One of my very good friends is a medical doctor from India with whom I, a Pakistani, have built quite a strong friendship. Irrespective of what is happening on the borders of our countries, you can imagine the current political situation, we love each other like brothers. One thing I adore about him is that in any situation or circumstances his first response after listening to me is, “Brother Salmoon, let’s pray for this matter, let’s bring this before God.” And I am always amazed by his faith and belief in the power of prayer.

That is what I see in the last few verses, 18-20, from Ephesians 6. St. Paul, even at the time when he was imprisoned with his body in chains, is encouraging the people of God to stand firm and pray, recommending us probably the most important strategy to fight against the forces of evil, “Pray in the Spirit at all times in every prayer and supplication” - meaning all kinds of prayers and at any time, every occasion.

There is no prayer big or small, look at Psalms filled with prayers, prayers of thanksgiving, prayers of lamentation, and also prayers of praise. Prayers make us bold to proclaim the mystery of the gospel. Archbishop Justin Welby once said that prayer is not sending request to the sky, it is about allowing God to make us more like Jesus Christ.

Now the question is, what is the mystery of the gospel and what it means to pray to be like Christ? How can we proclaim the mystery of the gospel? Well, the mystery of the gospel is to love one another, love our neighbors, love our enemies, and that’s how the world will know that you and we are wearing the armor of God.

My dear friends, today I invite you all, with all the armor of God, to stand firm against the evil forces, to pray that we can see the end of injustice, the end of the sin of racism, the end of the sin of white supremacy. Pray that the spirit of the living God falls afresh on this nation so we may stand firm against evil and love one another. Pray that the power of love overflows over this nation and all over the world.

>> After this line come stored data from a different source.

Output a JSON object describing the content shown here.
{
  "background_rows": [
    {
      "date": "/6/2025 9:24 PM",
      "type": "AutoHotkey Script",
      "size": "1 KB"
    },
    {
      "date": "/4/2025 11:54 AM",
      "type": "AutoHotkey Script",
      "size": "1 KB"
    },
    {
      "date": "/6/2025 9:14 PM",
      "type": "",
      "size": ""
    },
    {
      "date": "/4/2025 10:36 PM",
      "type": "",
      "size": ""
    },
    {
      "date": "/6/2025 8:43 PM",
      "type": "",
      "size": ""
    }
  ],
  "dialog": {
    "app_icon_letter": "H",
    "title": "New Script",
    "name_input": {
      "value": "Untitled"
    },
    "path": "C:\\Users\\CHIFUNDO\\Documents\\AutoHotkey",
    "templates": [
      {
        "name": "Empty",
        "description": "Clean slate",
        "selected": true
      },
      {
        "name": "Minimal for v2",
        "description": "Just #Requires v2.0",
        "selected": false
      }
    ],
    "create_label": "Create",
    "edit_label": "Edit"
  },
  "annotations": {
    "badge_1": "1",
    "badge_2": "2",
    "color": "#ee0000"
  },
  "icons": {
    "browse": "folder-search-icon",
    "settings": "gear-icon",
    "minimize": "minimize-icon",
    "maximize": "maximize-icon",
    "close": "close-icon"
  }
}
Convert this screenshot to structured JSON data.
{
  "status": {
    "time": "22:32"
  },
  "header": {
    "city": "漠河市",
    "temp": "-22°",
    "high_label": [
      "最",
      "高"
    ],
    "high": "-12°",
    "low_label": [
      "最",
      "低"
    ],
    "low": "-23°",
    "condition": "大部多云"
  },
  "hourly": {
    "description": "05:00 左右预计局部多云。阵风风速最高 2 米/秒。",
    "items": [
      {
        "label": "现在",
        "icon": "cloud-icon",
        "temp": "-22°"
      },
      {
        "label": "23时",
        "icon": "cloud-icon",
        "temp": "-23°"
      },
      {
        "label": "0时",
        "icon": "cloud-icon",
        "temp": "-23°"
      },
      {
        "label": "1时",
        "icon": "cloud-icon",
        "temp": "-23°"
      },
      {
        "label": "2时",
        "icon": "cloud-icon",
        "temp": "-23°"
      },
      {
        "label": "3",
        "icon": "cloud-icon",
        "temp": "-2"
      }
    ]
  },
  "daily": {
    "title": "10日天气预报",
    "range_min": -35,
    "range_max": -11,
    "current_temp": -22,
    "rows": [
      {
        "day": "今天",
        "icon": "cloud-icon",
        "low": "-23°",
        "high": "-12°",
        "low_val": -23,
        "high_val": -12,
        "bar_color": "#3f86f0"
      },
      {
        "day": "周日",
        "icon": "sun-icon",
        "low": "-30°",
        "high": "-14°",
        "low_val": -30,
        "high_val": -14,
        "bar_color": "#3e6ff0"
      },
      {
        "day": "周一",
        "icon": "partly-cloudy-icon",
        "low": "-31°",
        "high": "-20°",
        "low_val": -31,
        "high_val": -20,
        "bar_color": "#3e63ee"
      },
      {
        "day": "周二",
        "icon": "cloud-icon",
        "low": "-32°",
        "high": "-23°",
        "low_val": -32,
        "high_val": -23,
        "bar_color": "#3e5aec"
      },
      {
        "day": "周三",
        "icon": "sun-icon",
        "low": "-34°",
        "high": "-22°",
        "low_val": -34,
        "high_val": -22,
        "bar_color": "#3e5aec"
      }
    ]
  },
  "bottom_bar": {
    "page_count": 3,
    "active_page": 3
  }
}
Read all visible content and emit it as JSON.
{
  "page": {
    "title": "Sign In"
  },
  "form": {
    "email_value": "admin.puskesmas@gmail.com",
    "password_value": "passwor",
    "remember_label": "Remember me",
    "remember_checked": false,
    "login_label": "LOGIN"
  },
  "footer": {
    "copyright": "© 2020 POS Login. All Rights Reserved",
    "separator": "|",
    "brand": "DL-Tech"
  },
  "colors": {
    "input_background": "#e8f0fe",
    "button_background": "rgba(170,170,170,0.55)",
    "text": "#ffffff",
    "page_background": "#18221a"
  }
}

Pray for all the saints among us who are doing the work of racial justice, so that we can all become the beloved community of God. Pray that we can proclaim the mystery of the gospel and become like Christ by loving one another.

Because love is the only way forward. Love is the only way to break the chains of hatred, racism, and classism. Radical love is the only way to bring the prisoners out of the dungeons of evil. Love is the only way to show the light to those who are in darkness.

Amen.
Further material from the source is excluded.